What we did in 2019–20
The enrolment rate is down from the 97.1 per cent recorded at June 2019. Following the 2019 election, the AEC conducted a large bulk objection round—a routine activity to maintain the integrity of the roll—which resulted in a decrease in the enrolment rate to 96.3 per cent. Roll management activities, which help recover the enrolment rate— such as Federal Direct Enrolment and Update events—were significantly disrupted by bushfires and COVID-19. Despite this, the enrolment rate recovered 0.2 percentage points at 30 June 2020.
Enrolment processing targets over five and 30 days were not met. This result is distorted primarily by a large volume of enrolment transactions that were processed in July and August from declaration envelopes received at the 2019 federal election. This is not unusual following a federal election, and processing timeliness is normally restored over the following six months. From October 2019 the AEC met its five-day processing target of 95 per cent and achieved 97.5 per cent over 30 days.
The AEC supports accessible enrolment services for all eligible electors, and encourages voters to use the AEC’s online enrolment system. Online enrolments reduce paper transactions, errors and processing costs. This year the AEC introduced webforms for most special circumstances, including silent electors, overseas electors, general postal voters, Antarctic electors and prisoners.

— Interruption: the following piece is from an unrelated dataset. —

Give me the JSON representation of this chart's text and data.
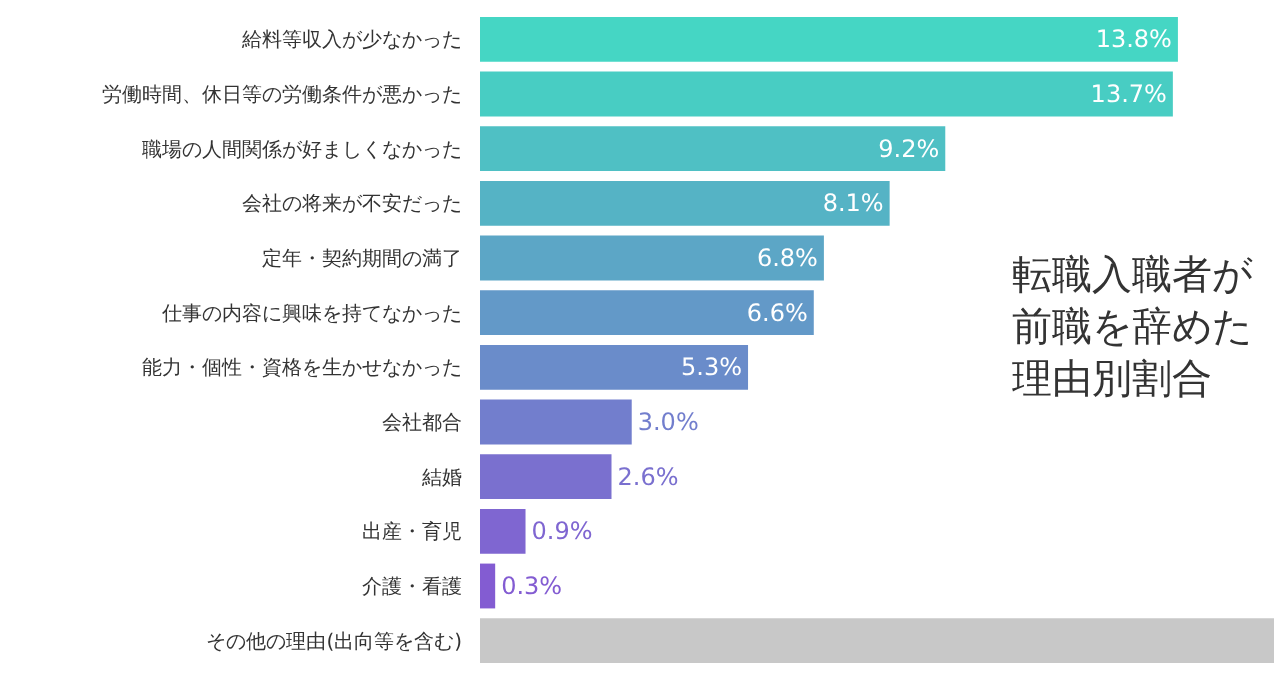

These electors can now apply for registrations or enrolments online. In 2020–21 webforms are expected to be available for all remaining special categories of enrolment.
Developmental research was undertaken following the AEC’s public information campaign at the 2019 federal election, and planned for the Eden-Monaro by-election. This research provides insights into target audiences, and informs the AEC’s public information strategy for future electoral events.
Targeted electoral education was provided to schools, teachers and school children, with service delivery impacted by bushfires and COVID-19.
The National Electoral Education Centre (NEEC) in Canberra—usually operating at full-capacity—closed on 20 March in-line with COVID-19 public health advice. More than 480 schools (34,000 students) cancelled their visits between November 2019 and March 2020. Despite this, more than 1,700 education sessions were delivered to approximately 61,000 visitors during the year, and 94 per cent of visitors were satisfied, exceeding the 90 per cent target. The number of visitors to the AEC Schools website exceeded expectations with more than 215,000 unique visits, only slightly down from 240,000 in 2018–19 (a federal election year).
Professional learning opportunities were delivered to almost 700 pre and in-service teachers at nine universities, and to 60 participants at three conferences. As face-to-face opportunities were paused due to COVID-19, teachers were also being directed online to the AEC’s professional learning tool.
Uncertainty around the easing of restrictions—and the unknown, ongoing impact on NEEC attendance—means a new baseline will be established for visitors and professional learning in 2020–21.
Our targeted community engagement approach for priority groups in the Australian community—who may face challenges in fully participating in elections—continues. Informed by evidence, this approach focuses on engagement through partnerships, an increased digital presence, and targeted activities. Our partnerships reach out to priority groups through national and regional community organisations, government agencies and other service providers to:
- deliver specific electoral education
- raise broader electoral awareness through AEC information and educational resources designed to increase enrolment, turnout and formality
- increase the number of Indigenous and linguistically diverse Australians joining the AEC’s temporary election workforce
More than 80 per cent of engagement activities are informed by analysis of enrolment data before they begin. Pilot activities leading up to and during the 2019 federal election used enrolment data and other learnings to develop targeted engagement strategies through to the next federal election. Policies, tools and plans are in place to deliver community engagement activities through AEC state offices.
COVID-19 limited some face-to-face community engagement activities in 2020, particularly with Indigenous communities. Consequently the AEC is extending its digital presence—including social media— to distribute short videos, podcasts and in-language presentations with information relevant for Indigenous Australians, people with a disability and CALD groups.
We provided information and services to our stakeholders that enable them to fulfil their legislative and regulatory obligations. This included:
- regulating the Commonwealth funding and disclosure scheme—detailed under Part 20 of the Electoral Act—to support transparency and inform the public about the financial dealings of political parties, candidates and other entities, and individuals in the electoral process
- making returns available on the AEC’s Transparency Register
- undertaking a regular program of compliance reviews that examine a sample of disclosure returns lodged with the AEC
We also conducted industrial elections and ballots under the provisions of the Fair Work Act 2009 and the Fair Work (Registered Organisations) Act 2009. In 2019–20 the industrial elections and ballots function was re-designed to support modern and nationally consistent election delivery. Despite COVID-19 forcing services to pause towards the end of the year resulting in fewer protected action ballots being ordered, the number of events delivered was largely consistent with the previous year.